Calls between SIP phones
- A call is made from one SIP UA (SIP phone) to another SIP UA (SIP phone), with both phones on public IP addresses (outside a NAT). In this case, the phones can communicate directly and no RTP proxying is required.
- A call is made from one SIP UA (SIP phone) to another SIP UA (SIP phone), and at least one of the phones is on a private network behind a NAT. Here an RTP proxy should be used to prevent “no audio” problems.
- A call is made from one SIP UA (SIP phone) to another SIP UA (SIP phone), with both phones on the same private network (behind the same NAT). This scenario is likely to be encountered in a corporate environment, where a hosted PBX service is provided. In this case, it is beneficial to enable both phones to communicate directly (via their private IP addresses), so that the voice traffic never leaves the LAN.
Calls between SIP phones and remote gateways
- A call is made from/to a SIP phone on a public IP address from/to a VoIP GW (a VoIP GW is always assumed to be on a public IP address). In this case, the RTP stream may flow directly between the GW and SIP phone, and no RTP proxying is required.
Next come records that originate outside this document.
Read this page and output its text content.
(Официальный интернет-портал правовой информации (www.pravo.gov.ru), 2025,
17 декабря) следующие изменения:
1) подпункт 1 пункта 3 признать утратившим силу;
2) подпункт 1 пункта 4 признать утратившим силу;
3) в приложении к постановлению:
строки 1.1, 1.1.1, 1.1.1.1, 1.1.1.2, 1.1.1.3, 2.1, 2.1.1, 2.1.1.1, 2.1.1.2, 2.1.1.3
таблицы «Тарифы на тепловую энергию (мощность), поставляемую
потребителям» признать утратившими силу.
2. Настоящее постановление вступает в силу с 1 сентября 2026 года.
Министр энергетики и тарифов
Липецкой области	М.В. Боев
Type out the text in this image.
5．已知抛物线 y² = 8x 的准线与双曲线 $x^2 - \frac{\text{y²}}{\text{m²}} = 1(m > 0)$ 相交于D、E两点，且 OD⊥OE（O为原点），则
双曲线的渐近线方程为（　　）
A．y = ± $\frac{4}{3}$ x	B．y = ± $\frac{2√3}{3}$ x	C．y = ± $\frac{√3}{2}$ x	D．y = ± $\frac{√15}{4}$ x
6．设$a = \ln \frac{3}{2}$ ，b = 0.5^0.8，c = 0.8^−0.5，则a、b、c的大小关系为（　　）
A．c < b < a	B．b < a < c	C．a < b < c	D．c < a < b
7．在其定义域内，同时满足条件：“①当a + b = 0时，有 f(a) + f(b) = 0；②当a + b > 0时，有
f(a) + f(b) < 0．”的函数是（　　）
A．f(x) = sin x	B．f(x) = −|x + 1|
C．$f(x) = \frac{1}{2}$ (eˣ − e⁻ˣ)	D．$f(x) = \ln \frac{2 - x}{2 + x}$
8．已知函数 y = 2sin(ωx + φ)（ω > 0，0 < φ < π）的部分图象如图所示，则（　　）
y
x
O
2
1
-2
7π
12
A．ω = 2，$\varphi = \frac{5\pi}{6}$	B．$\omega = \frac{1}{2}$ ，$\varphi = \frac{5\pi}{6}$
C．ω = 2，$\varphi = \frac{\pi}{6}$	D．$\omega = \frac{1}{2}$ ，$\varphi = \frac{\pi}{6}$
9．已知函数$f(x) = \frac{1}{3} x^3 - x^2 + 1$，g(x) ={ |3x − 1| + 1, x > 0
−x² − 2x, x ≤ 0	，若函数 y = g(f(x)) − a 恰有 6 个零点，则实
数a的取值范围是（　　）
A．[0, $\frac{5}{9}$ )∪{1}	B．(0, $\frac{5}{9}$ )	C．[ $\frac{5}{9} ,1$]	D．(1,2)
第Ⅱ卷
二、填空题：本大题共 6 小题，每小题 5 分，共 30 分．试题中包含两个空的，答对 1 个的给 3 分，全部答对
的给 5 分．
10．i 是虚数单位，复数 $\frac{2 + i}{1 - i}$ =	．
- A call is made from/to a UA under a NAT from/to a VoIP GW, and the remote gateway supports SIP COMEDIA extensions. In this case, the RTP stream may flow directly between the gateway and the SIP phone, and there is no need to use an RTP proxy. However,
you need to configure your Cisco GW in order to ensure proper NAT traversal:
sip-ua nat symmetric check-media-src.
- A call is made from/to a UA under a NAT from/to a VoIP GW, and the remote gateway does not support SIP COMEDIA extensions. An RTP proxy is required in this case.
RTP proxy in PortaSIP
This provides an effective NAT traversal solution according to the RTP proxy method described above. The RTP proxy is fully controlled by PortaSIP, and is absolutely transparent to the SIP phone.
The RTP proxy does not perform any transcoding by default, and therefore requires a minimum amount of system resources for call processing. PortaSIP can support about 4500 simultaneous calls when performing RTP proxying on an average PC server.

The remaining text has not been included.